The Tribune Co.'s leadership fiasco
News has been swirling for days that Tribune Co. CEO Randy Michaels, a former radio executive and shock jock brought in by investor Sam Zell to manage what he's called "the deal from hell," will be resigning from the venerable media company by the end of the week.
In his place, the Wall Street Journal reports, the company's board will temporarily install a four-member "office of the president" comprised of top Tribune executives. Creditors, the Journal reports, who were looking to replace the bankrupt Tribune's management team for some time, were not consulted about the new team.
Had they been, they might have questioned the wisdom of installing four people in the top job. A company ridden with as much debt as Tribune Co., which became the largest media company in history to file for bankruptcy, needs a decisive leader to get it out of its current morass. Four leaders, even if it's just temporary, could hurt the company more than they help.
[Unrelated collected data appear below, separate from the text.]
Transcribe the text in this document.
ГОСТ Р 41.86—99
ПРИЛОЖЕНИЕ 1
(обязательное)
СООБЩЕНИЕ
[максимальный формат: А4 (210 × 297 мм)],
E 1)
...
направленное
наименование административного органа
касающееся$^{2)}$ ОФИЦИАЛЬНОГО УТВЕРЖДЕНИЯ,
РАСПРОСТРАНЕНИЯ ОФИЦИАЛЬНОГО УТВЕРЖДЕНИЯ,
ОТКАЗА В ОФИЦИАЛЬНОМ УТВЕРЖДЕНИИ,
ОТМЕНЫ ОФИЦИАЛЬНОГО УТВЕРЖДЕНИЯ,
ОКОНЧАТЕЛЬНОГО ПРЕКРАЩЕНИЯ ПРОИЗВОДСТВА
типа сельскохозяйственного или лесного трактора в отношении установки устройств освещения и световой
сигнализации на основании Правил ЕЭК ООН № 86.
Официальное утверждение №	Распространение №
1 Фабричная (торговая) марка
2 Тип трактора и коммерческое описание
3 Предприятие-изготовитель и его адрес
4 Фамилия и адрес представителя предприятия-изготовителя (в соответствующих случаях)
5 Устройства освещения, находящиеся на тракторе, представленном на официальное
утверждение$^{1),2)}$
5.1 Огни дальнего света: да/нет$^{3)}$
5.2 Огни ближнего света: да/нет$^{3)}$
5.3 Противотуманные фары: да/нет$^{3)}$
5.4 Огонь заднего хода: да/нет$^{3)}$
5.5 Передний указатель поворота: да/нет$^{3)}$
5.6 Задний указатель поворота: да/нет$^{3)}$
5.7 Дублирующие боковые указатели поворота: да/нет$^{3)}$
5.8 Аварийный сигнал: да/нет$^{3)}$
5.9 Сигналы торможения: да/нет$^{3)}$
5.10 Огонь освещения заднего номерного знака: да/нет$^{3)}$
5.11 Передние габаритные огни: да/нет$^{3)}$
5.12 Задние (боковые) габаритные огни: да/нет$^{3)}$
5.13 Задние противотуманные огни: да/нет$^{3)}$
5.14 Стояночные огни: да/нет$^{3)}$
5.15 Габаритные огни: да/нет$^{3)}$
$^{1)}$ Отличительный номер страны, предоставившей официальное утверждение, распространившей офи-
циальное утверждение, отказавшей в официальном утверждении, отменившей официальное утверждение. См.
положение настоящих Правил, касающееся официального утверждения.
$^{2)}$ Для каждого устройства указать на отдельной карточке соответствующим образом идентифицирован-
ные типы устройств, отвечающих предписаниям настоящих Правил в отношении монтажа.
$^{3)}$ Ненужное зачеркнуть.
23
That's because the record on executives sharing the top spot is not a particularly good one, as egos, politics and power-sharing problems put in peril even the best working relationships. There are exceptions, of course, such as founders who've led a company together from the beginning (California Pizza Kitchen's Rick Rosenfield and Larry Flax are one example) or those who have truly complementary talents (such as Blackberry maker Research in Motion's co-CEOs, tech innovator Mike Lazaridis and numbers whiz Jim Balsillie).
But in cases where power-sharing comes about in companies that are struggling or going through significant transition, it often doesn't end well. Back in 2009, co-CEO of Martha Stewart Living Omnimedia Wenda Millard departed amid disagreements at the top. In the early 2000s, Kraft demoted co-CEO Betsy Holden as revenues slumped. And when Citigroup and Travelers merged in 1998, Sandy Weill's and John Reed's famously tense relationship running the newly merged company together prompted Reed to leave.
There is little question Tribune Co. needed new leadership. In a barn burner of a story, The New York Times's David Carr reveals the bankrupt culture of Tribune Co., reporting a climate of sexual innuendo and harassment that must be read to be believed. Any student of leadership looking for a case study of management gone wrong will find it all there, from hiring cronies to paying out exorbitant bonuses to financing a debt-ridden deal on the backs of employees.
Even if creditors are right in seeking Michaels's resignation before a permanent replacement has been found--and if what's been reported is true, he should be replaced immediately--they could have turned to a board member on an interim basis. More and more are doing that these days. Naming four executives to lead a company with as many troubles as the Tribune--even if they rid the culture of some of its more offensive aspects--could lead to new problems all their own.